You must not have any other god but me. You must not make for yourself an idol of any kind or an image of anything in the heavens or on the earth or in the sea. You must not bow down to them or worship them, for I, the Lord your God, am a jealous God who will not tolerate your affection for any other gods … You must not misuse the name of the Lord your God. The Lord will not let you go unpunished if you misuse his name. Remember to observe the Sabbath day by keeping it holy … Honor your father and motherYou must not murder. You must not commit adultery. You must not steal. You must not testify falsely against your neighbor. You must not covet your neighbor’s house. You must not covet your neighbor’s wife, male or female servant, ox or donkey, or anything else that belongs to your neighbor. – Exodus 20:3-17 NLT

And Israel had violated them all.

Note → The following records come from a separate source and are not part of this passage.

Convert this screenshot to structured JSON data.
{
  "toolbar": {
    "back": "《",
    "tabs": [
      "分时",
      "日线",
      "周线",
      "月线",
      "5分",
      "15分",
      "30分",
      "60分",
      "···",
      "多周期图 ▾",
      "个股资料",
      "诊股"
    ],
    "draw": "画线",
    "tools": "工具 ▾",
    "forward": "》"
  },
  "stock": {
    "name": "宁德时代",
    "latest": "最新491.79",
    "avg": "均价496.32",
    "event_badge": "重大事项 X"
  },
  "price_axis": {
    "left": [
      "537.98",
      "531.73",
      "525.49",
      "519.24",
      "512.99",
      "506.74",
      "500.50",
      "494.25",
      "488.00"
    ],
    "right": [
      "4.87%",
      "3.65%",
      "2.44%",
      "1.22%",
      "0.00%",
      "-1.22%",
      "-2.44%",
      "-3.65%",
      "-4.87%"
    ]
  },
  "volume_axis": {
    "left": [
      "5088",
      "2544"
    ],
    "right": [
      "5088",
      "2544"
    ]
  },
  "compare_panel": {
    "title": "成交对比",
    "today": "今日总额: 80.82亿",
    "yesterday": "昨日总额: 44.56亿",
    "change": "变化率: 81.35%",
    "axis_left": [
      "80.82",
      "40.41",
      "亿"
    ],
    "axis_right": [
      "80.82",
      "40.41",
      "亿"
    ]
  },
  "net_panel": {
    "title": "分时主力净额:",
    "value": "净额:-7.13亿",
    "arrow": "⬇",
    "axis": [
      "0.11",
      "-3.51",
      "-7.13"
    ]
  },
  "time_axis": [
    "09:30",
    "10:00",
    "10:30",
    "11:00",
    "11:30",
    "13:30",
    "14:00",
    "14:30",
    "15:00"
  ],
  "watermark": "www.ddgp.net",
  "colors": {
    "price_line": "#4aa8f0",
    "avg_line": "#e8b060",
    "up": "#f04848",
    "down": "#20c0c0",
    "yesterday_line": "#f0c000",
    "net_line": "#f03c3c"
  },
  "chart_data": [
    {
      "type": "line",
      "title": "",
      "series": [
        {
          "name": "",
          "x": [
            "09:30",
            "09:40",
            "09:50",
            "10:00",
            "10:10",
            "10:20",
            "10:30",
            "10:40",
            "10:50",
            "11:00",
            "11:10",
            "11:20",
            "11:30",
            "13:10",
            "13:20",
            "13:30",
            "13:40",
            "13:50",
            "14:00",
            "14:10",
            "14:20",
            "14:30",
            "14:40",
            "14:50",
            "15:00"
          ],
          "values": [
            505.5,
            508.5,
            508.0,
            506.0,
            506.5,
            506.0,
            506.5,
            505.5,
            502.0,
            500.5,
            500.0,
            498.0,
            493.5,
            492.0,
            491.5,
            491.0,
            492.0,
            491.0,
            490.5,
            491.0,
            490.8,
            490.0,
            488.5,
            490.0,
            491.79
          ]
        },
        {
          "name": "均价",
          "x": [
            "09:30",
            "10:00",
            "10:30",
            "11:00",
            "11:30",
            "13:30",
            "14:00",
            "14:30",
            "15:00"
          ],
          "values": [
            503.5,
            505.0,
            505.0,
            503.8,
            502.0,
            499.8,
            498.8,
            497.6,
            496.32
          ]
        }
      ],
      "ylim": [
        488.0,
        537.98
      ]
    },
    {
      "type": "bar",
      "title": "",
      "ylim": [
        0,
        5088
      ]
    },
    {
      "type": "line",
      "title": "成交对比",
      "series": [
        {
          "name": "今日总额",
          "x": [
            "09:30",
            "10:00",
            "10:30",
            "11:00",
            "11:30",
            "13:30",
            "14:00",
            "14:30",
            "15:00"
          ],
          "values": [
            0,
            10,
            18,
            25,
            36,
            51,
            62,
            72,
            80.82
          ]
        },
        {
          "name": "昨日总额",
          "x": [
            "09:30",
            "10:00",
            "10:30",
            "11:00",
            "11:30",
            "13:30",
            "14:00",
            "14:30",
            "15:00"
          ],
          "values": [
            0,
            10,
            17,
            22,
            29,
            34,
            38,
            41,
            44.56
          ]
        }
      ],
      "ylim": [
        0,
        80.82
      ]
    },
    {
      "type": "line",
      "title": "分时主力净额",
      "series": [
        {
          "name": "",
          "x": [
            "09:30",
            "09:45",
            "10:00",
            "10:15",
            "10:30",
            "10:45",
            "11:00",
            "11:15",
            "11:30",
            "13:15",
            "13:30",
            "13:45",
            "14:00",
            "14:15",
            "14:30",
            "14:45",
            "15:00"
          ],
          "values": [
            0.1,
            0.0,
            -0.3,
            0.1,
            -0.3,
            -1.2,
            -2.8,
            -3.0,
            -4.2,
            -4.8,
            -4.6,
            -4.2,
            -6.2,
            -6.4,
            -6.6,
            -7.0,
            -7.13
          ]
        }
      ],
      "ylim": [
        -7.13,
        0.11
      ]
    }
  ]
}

Just as Adam, the first man, had broken God’s covenant in the garden, disobeying His command to not eat from the tree of the knowledge of good and evil, the Israelites had willingly and persistently broken God’s covenant with them. They had failed to take God seriously. They had doubted His word and ignored His warning about curses and promise of blessings. It is interesting to note that their failure to love God as expressed in their disobedience of His law, manifested itself in a lack of love for one another. Murder and robbery are relational crimes committed by one individual against another. Just as murder followed the initial sin of Adam and Eve, the Israelites’ forsaking of God was followed by a hatred for one another. The great Shema, based on Deuteronomy 6:4-9, was a required daily prayer for all Israelites, learned at an early age. It reads:

Hear, O Israel: The Lord our God, the Lord is one. You shall love the Lord your God with all your heart and with all your soul and with all your might. And these words that I command you today shall be on your heart. You shall teach them diligently to your children, and shall talk of them when you sit in your house, and when you walk by the way, and when you lie down, and when you rise. You shall bind them as a sign on your hand, and they shall be as frontlets between your eyes. You shall write them on the doorposts of your house and on your gates. – Deuteronomy 6:4-9 ESV

The law of God and a love for God were to be inseparable. God’s commands contained both vertical (God-focused) and horizontal (man-focused) elements. If someone obeyed God’s law out of love for Him, they would automatically express love for those around them. Obedience to God would manifest itself in mutual respect and love for others. But notice that the Shema contains the admonition to teach God’s commands to the next generation. They were to be a constant part of everyday life, dictating and determining behavior and influencing every aspect of life. But failure to keep God’s laws always follows failure to keep God as the center of your life. Disobedience is a byproduct of disbelief and distrust. Adam and Eve sinned because they listened to Satan and doubted God’s word. The people of Israel had sinned because they had forsaken God. Just as darkness is an absence of light, so sin is an absence of God. Walking away from God is like walking away from a light. You will eventually find yourself stumbling around in the dark, incapable of knowing where you are going and what you are doing.

The apostle John wrote, “God’s light came into the world, but people loved the darkness more than the light, for their actions were evil. All who do evil hate the light and refuse to go near it for fear their sins will be exposed. But those who do what is right come to the light so others can see that they are doing what God wants” (John 3:19-21 NLT). Israel had walked out of the light and into darkness. Their behavior was a result of their failure to honor and esteem God. And we can experience the same tragic outcome if we fail to keep God as the central focus in our lives, honoring Him for who He is and lovingly obeying His will because we know He loves us.